The two plans most commonly used are the Simple IRA and the SEP IRA, Keown said. The Simple IRA more closely resembles a 401(k) in that it is funded pretax by the employer and the employee through a matching arrangement.
The SEP IRA is funded exclusively by the employer but allows for the flexibility to change contributions with business activity each year, Keown said. This type of plan is most commonly used by business owners with high wages and a limited number of eligible employees.
“Both plans are inexpensive to set up,” Keown said. “Since investments are determined by the participant, most questions are answered directly by the investment adviser. This means a business owner would not have to dedicate a specific employee to become a plan expert.”
Lars Gwartney, a financial adviser and certified financial planner for Northwestern Mutual Investment Services, said the options for small-business owners and employees are plentiful.
“The key question is: How much money do you want to put back?” he said. “Because that’s going to determine which plan you pick. The next question to answer is: What kind of tax situation do you have (and) how do you want to be taxed on this money?”
Those are the starting places for any type of retirement plan conversation, Gwartney said, adding that simple is almost always the best. Yet simple might mean skipping the separate account and just investing even more into a spouse’s traditional employer-sponsored 401(k).
“It really depends on what you’re trying to accomplish,” Gwartney said. “If you just want simplicity, then yes, just put more money in the 401(k).”
Putting more money into a single account is also a way to keep fees lower, Gwartney said. Yet if you don’t like that company’s investment options, you might prefer a separate account. He stressed that the holdings are what establishes a portfolio’s diversity, not the company managing it.
Keown said the question of whether to contribute to only one retirement plan or more than one is different for each situation but that there are some points to consider.

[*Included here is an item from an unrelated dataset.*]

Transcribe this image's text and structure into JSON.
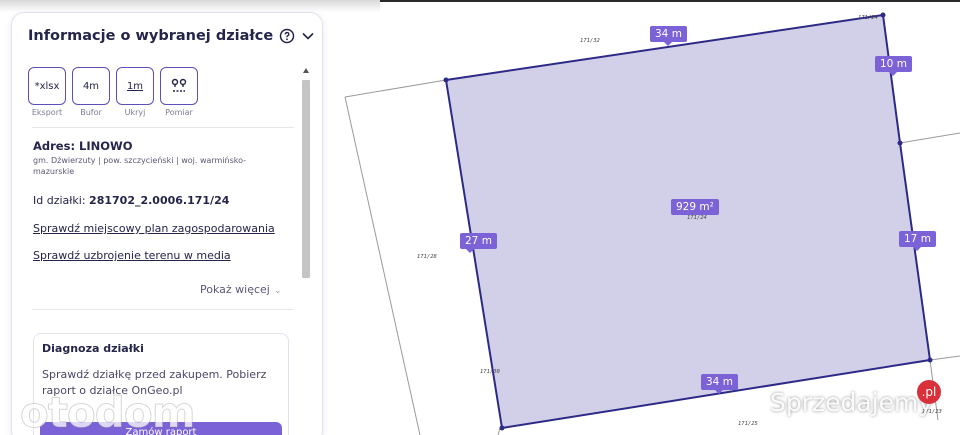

“Be sure to balance savings between long-term goals and shorter-term needs,” he said, adding that saving too heavily for long-term goals can leave a person in the lurch if money is required to meet a short-term need.

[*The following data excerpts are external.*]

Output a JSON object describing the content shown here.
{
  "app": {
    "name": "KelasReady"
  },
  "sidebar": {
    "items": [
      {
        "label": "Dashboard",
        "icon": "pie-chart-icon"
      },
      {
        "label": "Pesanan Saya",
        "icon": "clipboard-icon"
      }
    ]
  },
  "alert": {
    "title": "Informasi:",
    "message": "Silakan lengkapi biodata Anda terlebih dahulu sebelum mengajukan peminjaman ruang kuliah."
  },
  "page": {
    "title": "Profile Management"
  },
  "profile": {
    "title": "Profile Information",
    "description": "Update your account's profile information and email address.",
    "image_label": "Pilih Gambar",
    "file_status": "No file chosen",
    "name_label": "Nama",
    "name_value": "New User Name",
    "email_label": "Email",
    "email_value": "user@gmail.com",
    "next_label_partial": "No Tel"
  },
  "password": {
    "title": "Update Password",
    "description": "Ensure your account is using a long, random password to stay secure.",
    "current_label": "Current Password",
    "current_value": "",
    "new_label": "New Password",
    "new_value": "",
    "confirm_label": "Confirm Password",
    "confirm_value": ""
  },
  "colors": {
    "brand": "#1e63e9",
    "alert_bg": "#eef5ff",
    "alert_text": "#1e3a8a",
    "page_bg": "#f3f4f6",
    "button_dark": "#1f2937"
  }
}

“Couples typically do not share the same feelings about money and financial security. Having two separate plans allows each to invest at their own individual comfort level.”

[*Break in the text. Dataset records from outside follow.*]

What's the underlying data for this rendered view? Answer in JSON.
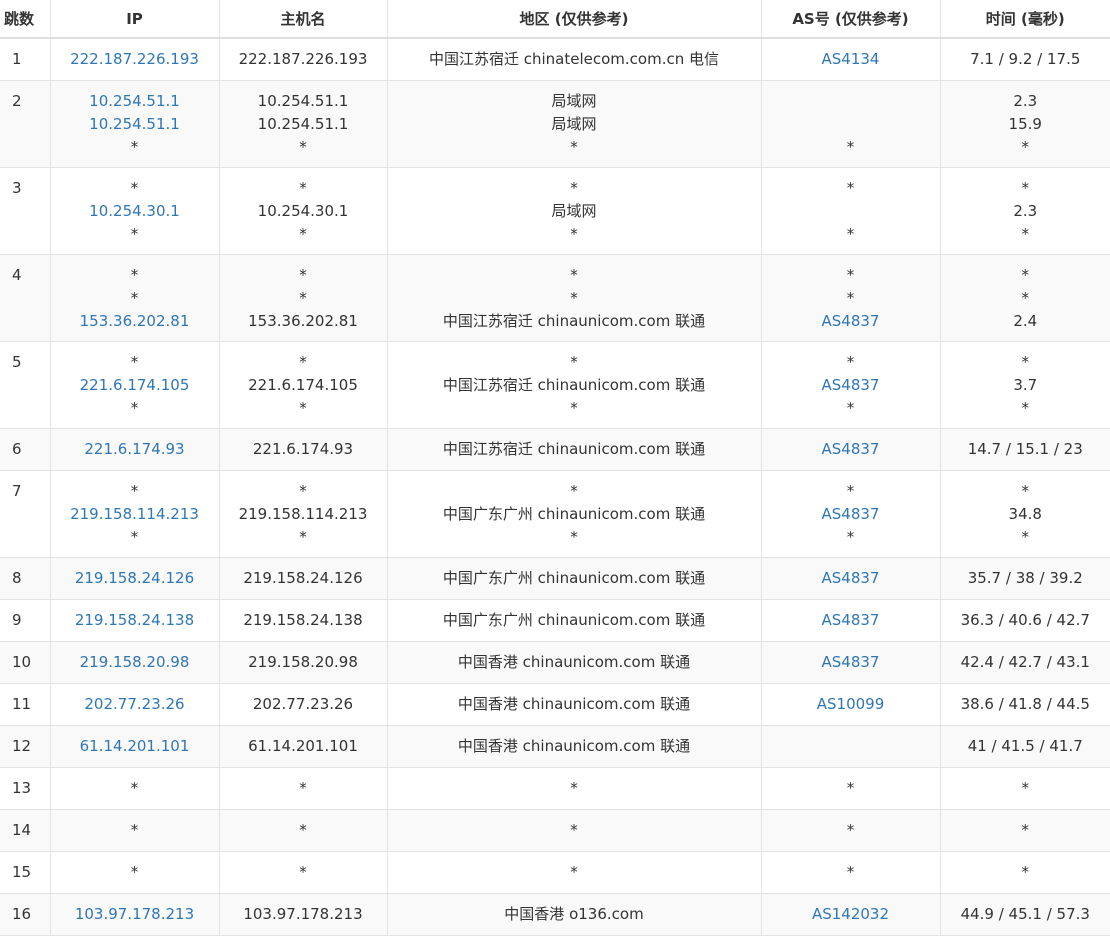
{
  "headers": [
    "跳数",
    "IP",
    "主机名",
    "地区 (仅供参考)",
    "AS号 (仅供参考)",
    "时间 (毫秒)"
  ],
  "rows": [
    {
      "hop": "1",
      "ip": [
        "222.187.226.193"
      ],
      "host": [
        "222.187.226.193"
      ],
      "region": [
        "中国江苏宿迁 chinatelecom.com.cn 电信"
      ],
      "as": [
        "AS4134"
      ],
      "time": [
        "7.1 / 9.2 / 17.5"
      ]
    },
    {
      "hop": "2",
      "ip": [
        "10.254.51.1",
        "10.254.51.1",
        "*"
      ],
      "host": [
        "10.254.51.1",
        "10.254.51.1",
        "*"
      ],
      "region": [
        "局域网",
        "局域网",
        "*"
      ],
      "as": [
        "",
        "",
        "*"
      ],
      "time": [
        "2.3",
        "15.9",
        "*"
      ]
    },
    {
      "hop": "3",
      "ip": [
        "*",
        "10.254.30.1",
        "*"
      ],
      "host": [
        "*",
        "10.254.30.1",
        "*"
      ],
      "region": [
        "*",
        "局域网",
        "*"
      ],
      "as": [
        "*",
        "",
        "*"
      ],
      "time": [
        "*",
        "2.3",
        "*"
      ]
    },
    {
      "hop": "4",
      "ip": [
        "*",
        "*",
        "153.36.202.81"
      ],
      "host": [
        "*",
        "*",
        "153.36.202.81"
      ],
      "region": [
        "*",
        "*",
        "中国江苏宿迁 chinaunicom.com 联通"
      ],
      "as": [
        "*",
        "*",
        "AS4837"
      ],
      "time": [
        "*",
        "*",
        "2.4"
      ]
    },
    {
      "hop": "5",
      "ip": [
        "*",
        "221.6.174.105",
        "*"
      ],
      "host": [
        "*",
        "221.6.174.105",
        "*"
      ],
      "region": [
        "*",
        "中国江苏宿迁 chinaunicom.com 联通",
        "*"
      ],
      "as": [
        "*",
        "AS4837",
        "*"
      ],
      "time": [
        "*",
        "3.7",
        "*"
      ]
    },
    {
      "hop": "6",
      "ip": [
        "221.6.174.93"
      ],
      "host": [
        "221.6.174.93"
      ],
      "region": [
        "中国江苏宿迁 chinaunicom.com 联通"
      ],
      "as": [
        "AS4837"
      ],
      "time": [
        "14.7 / 15.1 / 23"
      ]
    },
    {
      "hop": "7",
      "ip": [
        "*",
        "219.158.114.213",
        "*"
      ],
      "host": [
        "*",
        "219.158.114.213",
        "*"
      ],
      "region": [
        "*",
        "中国广东广州 chinaunicom.com 联通",
        "*"
      ],
      "as": [
        "*",
        "AS4837",
        "*"
      ],
      "time": [
        "*",
        "34.8",
        "*"
      ]
    },
    {
      "hop": "8",
      "ip": [
        "219.158.24.126"
      ],
      "host": [
        "219.158.24.126"
      ],
      "region": [
        "中国广东广州 chinaunicom.com 联通"
      ],
      "as": [
        "AS4837"
      ],
      "time": [
        "35.7 / 38 / 39.2"
      ]
    },
    {
      "hop": "9",
      "ip": [
        "219.158.24.138"
      ],
      "host": [
        "219.158.24.138"
      ],
      "region": [
        "中国广东广州 chinaunicom.com 联通"
      ],
      "as": [
        "AS4837"
      ],
      "time": [
        "36.3 / 40.6 / 42.7"
      ]
    },
    {
      "hop": "10",
      "ip": [
        "219.158.20.98"
      ],
      "host": [
        "219.158.20.98"
      ],
      "region": [
        "中国香港 chinaunicom.com 联通"
      ],
      "as": [
        "AS4837"
      ],
      "time": [
        "42.4 / 42.7 / 43.1"
      ]
    },
    {
      "hop": "11",
      "ip": [
        "202.77.23.26"
      ],
      "host": [
        "202.77.23.26"
      ],
      "region": [
        "中国香港 chinaunicom.com 联通"
      ],
      "as": [
        "AS10099"
      ],
      "time": [
        "38.6 / 41.8 / 44.5"
      ]
    },
    {
      "hop": "12",
      "ip": [
        "61.14.201.101"
      ],
      "host": [
        "61.14.201.101"
      ],
      "region": [
        "中国香港 chinaunicom.com 联通"
      ],
      "as": [
        ""
      ],
      "time": [
        "41 / 41.5 / 41.7"
      ]
    },
    {
      "hop": "13",
      "ip": [
        "*"
      ],
      "host": [
        "*"
      ],
      "region": [
        "*"
      ],
      "as": [
        "*"
      ],
      "time": [
        "*"
      ]
    },
    {
      "hop": "14",
      "ip": [
        "*"
      ],
      "host": [
        "*"
      ],
      "region": [
        "*"
      ],
      "as": [
        "*"
      ],
      "time": [
        "*"
      ]
    },
    {
      "hop": "15",
      "ip": [
        "*"
      ],
      "host": [
        "*"
      ],
      "region": [
        "*"
      ],
      "as": [
        "*"
      ],
      "time": [
        "*"
      ]
    },
    {
      "hop": "16",
      "ip": [
        "103.97.178.213"
      ],
      "host": [
        "103.97.178.213"
      ],
      "region": [
        "中国香港 o136.com"
      ],
      "as": [
        "AS142032"
      ],
      "time": [
        "44.9 / 45.1 / 57.3"
      ]
    }
  ],
  "colors": {
    "link": "#2f76b6",
    "text": "#333333",
    "border": "#e3e3e3",
    "row_alt": "#f9f9f9"
  }
}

And if both employers offer matching funds, it’s important to take advantage of that and have each spouse make at least the minimum contribution that gains the maximum employer match, Keown said.
“Putting all savings into one plan could result in losing the match on the second plan,” he said.
Keown said separate plans also enable investors to have different beneficiary designations.
““Life — and divorce — happens,” he said. “Most states require an equal division of spousal assets, but this process is cumbersome and lengthy. Accounts can be frozen while proceedings take place. Having separate accounts can be helpful in this process.”
There are some caveats to going it alone, however, such as being unaware of fees or just not knowing what you’re doing, Gwartney said. Novices tend to buy high when a stock is popular and then sell low when they’re nervous about a decline in price, but “that’s the opposite of what you should be doing.”
“Work with a good adviser who’s going to teach you and show you how they make money,” Gwartney said.